Serdar, Omar und Watan er-zählen von sich, lassen die vergangenen Jahren Revue passieren. In ihren Lebensgeschichten geht es um Angst und Verzweiflung, Verfolgung und Folter, aber auch um Hoffnung, Mut, einen starken Willen und nicht zuletzt um Glück und Dankbarkeit.

Ihre Familien haben sie im von Krieg und Diktatur zerstörten Syrien zurücklassen müssen. Ob, und wenn ja, wann sie sie wiedersehen werden, wissen sie nicht. Hinzu kommt, dass sie nicht einmal allen Tschüss sagen konnten, als sie sich zum Teil Hals über Kopf auf den Weg machen mussten.

„Tschüss sagen“, das klinge so, als käme man bald zurück, ist den drei jungen Männern bewusst. Während sie die Chance nutzen, im Münsterland anzukommen, heimisch zu wer-den, sind sie in ständiger Sorge um Eltern, Geschwister, Freunde. Und sie haben Respekt vor allen, die noch in Syrien sind und denen es gelingt, trotz schwierigster Bedingungen die zivile Gesellschaft halbwegs am Laufen zu halten.

Die 22- bis 28-Jährigen gaben einen bewegenden Einblick in ihre Flucht aus der Heimat und in ihre Ankunft im Münsterland. Viele der Besucher im Dietrich-Bonhoeffer-Haus verfolgten die Ausführungen der jungen Männer mit einem Kloß im Hals, einige mit Tränen in den Augen.

Dabei hatten sie Glück, alle fünf. Nicht nur weil sie körperlich unversehrt in  Deutschland angekommen sind, sondern auch weil sie in Emsdetten im Sprachkurs von Dorothee Eßer-Mirbach gelandet sind, die sich gemeinsam mit Maria Brümmer-Hesters nach vielen Gesprächen sowie Proben im internationalen Menschenrechte-Chor für das Buchprojekt stark gemacht hat.

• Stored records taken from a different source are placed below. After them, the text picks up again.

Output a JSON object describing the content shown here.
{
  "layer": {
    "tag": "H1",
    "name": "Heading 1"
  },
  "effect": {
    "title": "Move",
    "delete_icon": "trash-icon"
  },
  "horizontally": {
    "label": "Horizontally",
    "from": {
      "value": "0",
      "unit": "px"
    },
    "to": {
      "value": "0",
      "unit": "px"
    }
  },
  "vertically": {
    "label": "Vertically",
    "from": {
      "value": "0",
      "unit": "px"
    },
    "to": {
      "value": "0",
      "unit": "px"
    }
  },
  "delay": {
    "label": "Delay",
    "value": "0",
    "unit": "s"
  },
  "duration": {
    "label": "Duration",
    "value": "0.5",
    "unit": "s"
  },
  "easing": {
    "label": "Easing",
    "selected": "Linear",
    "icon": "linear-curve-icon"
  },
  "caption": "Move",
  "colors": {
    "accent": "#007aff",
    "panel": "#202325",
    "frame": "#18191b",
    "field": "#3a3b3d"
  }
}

Die beiden Herausgeberinnen sind es auch, die aus den Lebensgeschichten von Amer und Hammam lesen. Sie waren in Westerkappeln nicht dabei, weil sie arbeiten mussten.

Arbeit zu haben bedeutet für die jungen Syrer Glück, allerdings nicht nur. Es ist auch ein ganzes Stück harter Arbeit und ein beschwerlicher Weg, der mit dem Erlernen der deutschen Sprache begonnen hat und mit der Nichtanerkennung von syrischen Schul-, Ausbildungs- und Universitätszeugnissen noch lange nicht aufhört. Die 22- bis 30-Jährigen konnten Fuß fassen, und sie bleiben weiter am Ball. „Ich will und muss mich hier zurecht finden“, macht Watan deutlich, was ihn und die anderen antreibt. Sie wollen bleiben, haben inzwischen einen Aufenthaltstitel für zunächst drei Jahre.

„Wir leben zwei Leben, der Körper ist hier, der Verstand ist anderswo“, versuchen die jungen Männer in Worte zu fassen, dass sie trotz allen Glücks, selber in Deutschland leben dürfen, Angst um ihre Familien in Syrien haben.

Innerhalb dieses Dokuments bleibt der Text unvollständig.